Only separate information on serum TSLP in patients with BA was published [9]. The correlation presented by the authors of this paper with the BA control indicators and the enrollment of patients of different age groups adds new information to the understanding of the inflammation pathogenesis in BA. High TSLP in the atopic BA group was unexpected. For the first time, the authors obtained results showing the relationship between this biomarker serum concentration and the sensitization type, namely, the maximum concentration in patients sensitized to house dust mites. Probably, such predominance can be caused by the pronounced proteinase activity of tick allergens and their active damaging effect on the bronchial epithelium [17]. Experimental studies showed the ability of a house dust mite extract injected endotracheally to increase TSLP secretion by the dendritic cells of the bronchial tree of mice compared to the cells of animals that were treated with a placebo (PBS) [18].

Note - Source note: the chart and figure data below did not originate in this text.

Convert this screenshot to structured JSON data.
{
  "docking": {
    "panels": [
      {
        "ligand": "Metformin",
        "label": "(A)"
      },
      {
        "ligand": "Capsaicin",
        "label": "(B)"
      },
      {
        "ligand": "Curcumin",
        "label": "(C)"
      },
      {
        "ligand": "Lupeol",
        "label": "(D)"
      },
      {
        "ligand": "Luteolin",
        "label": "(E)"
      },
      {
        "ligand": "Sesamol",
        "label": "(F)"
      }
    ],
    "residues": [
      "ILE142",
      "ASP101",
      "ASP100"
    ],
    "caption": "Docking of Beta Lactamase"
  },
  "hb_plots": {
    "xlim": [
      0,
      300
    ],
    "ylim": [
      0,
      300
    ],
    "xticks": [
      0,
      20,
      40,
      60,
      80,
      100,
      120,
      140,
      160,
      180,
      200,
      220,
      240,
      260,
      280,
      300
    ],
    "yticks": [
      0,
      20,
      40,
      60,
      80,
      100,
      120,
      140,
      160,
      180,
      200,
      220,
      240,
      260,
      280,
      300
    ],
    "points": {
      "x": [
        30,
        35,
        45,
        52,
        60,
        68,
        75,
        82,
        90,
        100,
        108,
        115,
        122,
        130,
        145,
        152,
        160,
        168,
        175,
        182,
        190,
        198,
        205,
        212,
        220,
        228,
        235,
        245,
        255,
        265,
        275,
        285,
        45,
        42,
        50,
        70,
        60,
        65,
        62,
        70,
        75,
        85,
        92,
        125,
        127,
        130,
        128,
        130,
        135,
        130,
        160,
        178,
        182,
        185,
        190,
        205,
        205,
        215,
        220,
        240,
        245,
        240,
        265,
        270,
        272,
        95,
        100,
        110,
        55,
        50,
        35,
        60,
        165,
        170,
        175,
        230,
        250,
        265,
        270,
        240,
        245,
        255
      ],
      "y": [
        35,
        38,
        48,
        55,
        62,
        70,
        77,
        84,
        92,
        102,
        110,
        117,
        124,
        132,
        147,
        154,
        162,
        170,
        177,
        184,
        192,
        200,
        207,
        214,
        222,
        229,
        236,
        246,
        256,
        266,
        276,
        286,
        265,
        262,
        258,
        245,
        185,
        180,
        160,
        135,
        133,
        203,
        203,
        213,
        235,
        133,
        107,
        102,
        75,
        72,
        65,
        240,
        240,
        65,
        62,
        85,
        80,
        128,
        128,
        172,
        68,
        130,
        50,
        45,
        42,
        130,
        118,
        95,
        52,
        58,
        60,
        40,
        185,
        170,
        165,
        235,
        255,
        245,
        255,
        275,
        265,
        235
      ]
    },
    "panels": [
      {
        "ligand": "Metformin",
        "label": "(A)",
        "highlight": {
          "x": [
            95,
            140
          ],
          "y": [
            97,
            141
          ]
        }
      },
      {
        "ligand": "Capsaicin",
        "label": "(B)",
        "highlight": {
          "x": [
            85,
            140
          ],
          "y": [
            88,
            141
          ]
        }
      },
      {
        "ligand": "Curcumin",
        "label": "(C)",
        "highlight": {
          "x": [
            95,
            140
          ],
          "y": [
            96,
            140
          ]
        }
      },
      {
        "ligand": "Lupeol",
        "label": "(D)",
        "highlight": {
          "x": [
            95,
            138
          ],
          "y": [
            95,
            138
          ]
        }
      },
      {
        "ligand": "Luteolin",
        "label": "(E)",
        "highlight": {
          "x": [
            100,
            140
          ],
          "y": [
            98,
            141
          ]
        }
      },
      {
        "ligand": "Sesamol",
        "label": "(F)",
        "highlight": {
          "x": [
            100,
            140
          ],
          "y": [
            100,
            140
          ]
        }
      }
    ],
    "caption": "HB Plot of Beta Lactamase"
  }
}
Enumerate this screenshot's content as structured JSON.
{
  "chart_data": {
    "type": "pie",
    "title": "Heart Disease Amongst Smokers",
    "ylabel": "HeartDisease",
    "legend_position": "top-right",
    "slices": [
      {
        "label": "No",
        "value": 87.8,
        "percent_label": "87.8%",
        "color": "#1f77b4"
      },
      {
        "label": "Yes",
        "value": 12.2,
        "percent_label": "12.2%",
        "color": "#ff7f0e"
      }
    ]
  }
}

In the available literature, the authors have not found studies investigating the TSLP concentration in nasal material. The hypothesis rationale to study one of the key proinflammatory mediators of BA in nasal epithelial cells was the published experience of culturing and modeling respiratory epithelium allergic reactions and investigating various biomarkers on nasal cells, inspired by Jean Busquet's general concept of "unified airways" [19]. The authors expected to see greater activity and variability in TSLP concentrations in the airway epithelium than in serum. At the same time, it can be confidently stated that the TSLP absence in nasal biomaterial is not associated with a technological defect of biomaterial sampling, as sufficient concentrations of another important cytokine, periostin [20], and the protective protein SS-16, were found in aliquots of the same nasal supernatant (own unpublished data). Thus, the results obtained do not stack in the common hypothesis of the unity of the upper and lower respiratory tracts in relation to the allergic inflammation pathogenesis. It also remains unexplained that TCLP was not detected in nasal material, including in patients with BA comorbid with AR.

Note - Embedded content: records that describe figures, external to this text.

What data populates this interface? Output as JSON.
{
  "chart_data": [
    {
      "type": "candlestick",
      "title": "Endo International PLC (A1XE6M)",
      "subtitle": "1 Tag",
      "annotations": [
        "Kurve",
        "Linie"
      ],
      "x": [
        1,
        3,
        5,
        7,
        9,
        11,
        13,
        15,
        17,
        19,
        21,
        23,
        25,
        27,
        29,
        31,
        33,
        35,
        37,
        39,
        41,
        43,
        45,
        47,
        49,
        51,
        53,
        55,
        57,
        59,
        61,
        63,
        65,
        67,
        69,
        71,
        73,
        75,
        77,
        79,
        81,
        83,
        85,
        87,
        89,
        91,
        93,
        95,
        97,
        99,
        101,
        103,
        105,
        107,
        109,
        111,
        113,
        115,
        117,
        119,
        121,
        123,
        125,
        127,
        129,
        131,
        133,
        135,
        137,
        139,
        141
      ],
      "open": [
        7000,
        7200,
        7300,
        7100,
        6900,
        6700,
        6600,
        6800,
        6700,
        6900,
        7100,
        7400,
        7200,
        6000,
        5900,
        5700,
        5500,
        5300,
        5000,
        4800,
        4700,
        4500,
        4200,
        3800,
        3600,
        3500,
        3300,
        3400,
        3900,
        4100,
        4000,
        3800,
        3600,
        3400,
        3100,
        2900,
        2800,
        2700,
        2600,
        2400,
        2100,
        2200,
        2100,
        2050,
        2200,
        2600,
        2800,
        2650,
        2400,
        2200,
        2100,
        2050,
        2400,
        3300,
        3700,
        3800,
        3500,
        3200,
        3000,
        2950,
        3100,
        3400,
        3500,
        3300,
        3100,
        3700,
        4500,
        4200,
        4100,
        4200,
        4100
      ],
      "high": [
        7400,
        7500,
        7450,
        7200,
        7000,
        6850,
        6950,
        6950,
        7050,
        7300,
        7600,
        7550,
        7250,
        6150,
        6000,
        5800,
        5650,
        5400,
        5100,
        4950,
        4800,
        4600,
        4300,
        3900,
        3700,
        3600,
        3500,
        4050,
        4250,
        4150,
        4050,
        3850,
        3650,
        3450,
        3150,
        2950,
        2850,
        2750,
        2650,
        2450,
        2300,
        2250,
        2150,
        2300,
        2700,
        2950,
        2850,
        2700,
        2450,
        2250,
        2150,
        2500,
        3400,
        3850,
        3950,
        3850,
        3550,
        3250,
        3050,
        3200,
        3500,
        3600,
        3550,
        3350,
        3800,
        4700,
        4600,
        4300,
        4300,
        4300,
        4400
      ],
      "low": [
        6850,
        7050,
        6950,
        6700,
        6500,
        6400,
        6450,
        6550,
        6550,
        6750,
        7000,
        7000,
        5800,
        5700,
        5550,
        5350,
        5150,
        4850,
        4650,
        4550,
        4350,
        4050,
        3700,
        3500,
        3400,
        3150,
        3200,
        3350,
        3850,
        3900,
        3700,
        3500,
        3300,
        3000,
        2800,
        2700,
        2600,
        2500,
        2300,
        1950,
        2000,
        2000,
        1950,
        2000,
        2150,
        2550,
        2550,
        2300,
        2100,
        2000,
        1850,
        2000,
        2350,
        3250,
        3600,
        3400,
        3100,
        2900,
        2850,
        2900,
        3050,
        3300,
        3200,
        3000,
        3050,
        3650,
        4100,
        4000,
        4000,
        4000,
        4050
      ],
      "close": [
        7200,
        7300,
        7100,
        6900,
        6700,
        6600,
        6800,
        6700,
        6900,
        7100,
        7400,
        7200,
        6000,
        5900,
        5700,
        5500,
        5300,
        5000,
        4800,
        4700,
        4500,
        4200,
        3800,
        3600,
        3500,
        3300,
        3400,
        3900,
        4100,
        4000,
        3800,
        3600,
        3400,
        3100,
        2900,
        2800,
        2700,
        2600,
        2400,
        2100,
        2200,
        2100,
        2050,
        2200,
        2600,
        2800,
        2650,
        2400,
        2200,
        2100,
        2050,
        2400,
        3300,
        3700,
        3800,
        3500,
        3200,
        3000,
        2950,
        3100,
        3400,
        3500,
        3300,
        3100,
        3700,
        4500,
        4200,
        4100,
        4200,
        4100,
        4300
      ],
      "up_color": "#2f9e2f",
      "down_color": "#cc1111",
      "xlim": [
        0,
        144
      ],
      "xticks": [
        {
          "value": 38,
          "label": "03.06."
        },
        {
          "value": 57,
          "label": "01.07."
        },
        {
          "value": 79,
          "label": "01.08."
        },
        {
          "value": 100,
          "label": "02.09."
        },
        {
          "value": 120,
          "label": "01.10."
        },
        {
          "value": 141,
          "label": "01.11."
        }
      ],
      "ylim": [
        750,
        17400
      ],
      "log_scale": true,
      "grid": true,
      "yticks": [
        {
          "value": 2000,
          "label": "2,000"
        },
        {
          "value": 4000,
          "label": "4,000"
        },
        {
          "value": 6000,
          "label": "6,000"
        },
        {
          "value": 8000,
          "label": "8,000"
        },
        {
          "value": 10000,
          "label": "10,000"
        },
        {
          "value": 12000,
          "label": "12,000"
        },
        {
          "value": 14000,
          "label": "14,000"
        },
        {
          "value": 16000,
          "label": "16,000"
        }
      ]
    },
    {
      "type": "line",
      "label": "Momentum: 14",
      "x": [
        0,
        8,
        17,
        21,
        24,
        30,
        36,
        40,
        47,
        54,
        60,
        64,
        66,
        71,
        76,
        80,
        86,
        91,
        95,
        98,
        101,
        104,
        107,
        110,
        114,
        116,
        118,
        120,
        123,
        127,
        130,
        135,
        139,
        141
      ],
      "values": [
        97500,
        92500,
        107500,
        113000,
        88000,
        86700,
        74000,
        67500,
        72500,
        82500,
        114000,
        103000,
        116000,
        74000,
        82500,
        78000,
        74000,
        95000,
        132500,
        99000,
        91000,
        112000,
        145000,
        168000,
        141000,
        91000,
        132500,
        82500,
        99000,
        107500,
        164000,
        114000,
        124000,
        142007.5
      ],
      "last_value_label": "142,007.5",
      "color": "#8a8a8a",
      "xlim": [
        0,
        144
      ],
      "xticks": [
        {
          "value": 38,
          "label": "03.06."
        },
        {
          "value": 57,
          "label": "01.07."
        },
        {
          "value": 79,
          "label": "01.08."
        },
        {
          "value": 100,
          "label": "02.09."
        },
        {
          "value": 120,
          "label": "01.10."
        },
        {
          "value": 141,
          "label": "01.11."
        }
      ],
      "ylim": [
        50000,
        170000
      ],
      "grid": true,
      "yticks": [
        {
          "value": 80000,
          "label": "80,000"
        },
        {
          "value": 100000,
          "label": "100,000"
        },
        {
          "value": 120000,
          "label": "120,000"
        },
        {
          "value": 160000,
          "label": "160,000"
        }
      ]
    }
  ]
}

In the Russian-language literature, the authors found only one research devoted to serum TSLP in children with allergic pathology [21]. In the cited work, the main diagnosis of patients (AtD) was different and a different set of test reagents was used, which does not allow a direct comparison of raw numbers of TSLP concentrations. Nevertheless, a clear indication was obtained of the difference in serum TSLP in patients with allergic pathology and healthy control subjects, as well as an increase in this biomarker concentration with an increase in the allergic disease severity [21]. Certain parallels can be drawn here with the data obtained in the present research: higher serum TSLP in patients with BA which remained uncontrolled after 12 months of follow-up and higher serum TSLP in multimorbid patients.

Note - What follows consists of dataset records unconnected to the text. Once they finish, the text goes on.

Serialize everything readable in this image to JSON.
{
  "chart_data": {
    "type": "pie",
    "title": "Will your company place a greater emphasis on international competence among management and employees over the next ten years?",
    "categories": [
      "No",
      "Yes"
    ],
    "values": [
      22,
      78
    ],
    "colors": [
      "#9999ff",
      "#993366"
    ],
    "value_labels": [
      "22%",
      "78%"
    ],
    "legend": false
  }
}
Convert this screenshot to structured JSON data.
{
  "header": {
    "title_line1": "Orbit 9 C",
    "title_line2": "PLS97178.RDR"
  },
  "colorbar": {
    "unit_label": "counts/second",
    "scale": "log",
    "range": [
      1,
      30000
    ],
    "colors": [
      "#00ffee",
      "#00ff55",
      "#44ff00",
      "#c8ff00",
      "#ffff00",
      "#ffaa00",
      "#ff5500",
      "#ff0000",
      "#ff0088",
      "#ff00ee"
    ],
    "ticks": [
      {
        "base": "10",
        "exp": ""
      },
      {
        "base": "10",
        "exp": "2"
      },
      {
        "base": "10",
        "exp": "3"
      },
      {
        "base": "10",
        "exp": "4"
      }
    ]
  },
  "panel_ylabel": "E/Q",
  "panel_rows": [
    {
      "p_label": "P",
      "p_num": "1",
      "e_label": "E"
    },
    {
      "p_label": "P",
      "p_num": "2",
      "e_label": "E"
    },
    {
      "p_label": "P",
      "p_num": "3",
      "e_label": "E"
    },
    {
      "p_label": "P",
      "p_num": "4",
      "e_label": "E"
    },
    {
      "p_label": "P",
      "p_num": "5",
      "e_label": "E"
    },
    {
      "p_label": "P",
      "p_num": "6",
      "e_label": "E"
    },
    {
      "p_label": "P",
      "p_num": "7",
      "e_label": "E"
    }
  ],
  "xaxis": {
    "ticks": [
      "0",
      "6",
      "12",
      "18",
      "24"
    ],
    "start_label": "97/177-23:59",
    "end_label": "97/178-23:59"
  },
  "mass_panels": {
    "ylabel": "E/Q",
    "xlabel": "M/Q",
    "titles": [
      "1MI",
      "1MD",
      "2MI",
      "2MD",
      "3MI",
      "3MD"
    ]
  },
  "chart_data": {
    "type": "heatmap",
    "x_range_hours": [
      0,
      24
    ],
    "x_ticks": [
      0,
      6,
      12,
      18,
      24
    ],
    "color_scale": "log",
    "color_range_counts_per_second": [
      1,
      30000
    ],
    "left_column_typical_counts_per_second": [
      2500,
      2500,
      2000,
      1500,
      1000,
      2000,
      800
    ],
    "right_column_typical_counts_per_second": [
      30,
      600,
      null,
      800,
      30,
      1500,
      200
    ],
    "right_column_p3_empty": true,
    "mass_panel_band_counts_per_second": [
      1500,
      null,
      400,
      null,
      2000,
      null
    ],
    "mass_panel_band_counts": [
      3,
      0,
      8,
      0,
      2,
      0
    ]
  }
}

These data may be important in determining the timing of the conventional baseline therapy in patients with BA of different ages and in the selection of candidates for therapy with monoclonal antibodies, both already registered in Russia and taking into account the expected entry into clinical practice of tezepelumab [10].

Conclusion

Uncontrolled BA significantly reduces a patient's quality of life, increases the risk of adverse outcomes (reduced lung function, hospitalization, mortality), and increases the cost to the health care system as a whole and the labor costs of a particular physician observing such a patient. Based on current scientific data, the prognosis for such patients is determined by regular personalized anti-inflammatory therapy and monitoring inflammation in the bronchi. Highly invasive bronchoalveolar lavage and bronchial biopsy techniques are not applicable in clinical, especially outpatient, practice; the practitioner needs tools for the gentle monitoring of allergic inflammation. In combination with a detailed anamnestic evaluation, a dynamic study of functional indices, determination of serum TSLP can be considered as a promising monitoring and prognostic tool for long-term BA management in patients of different ages.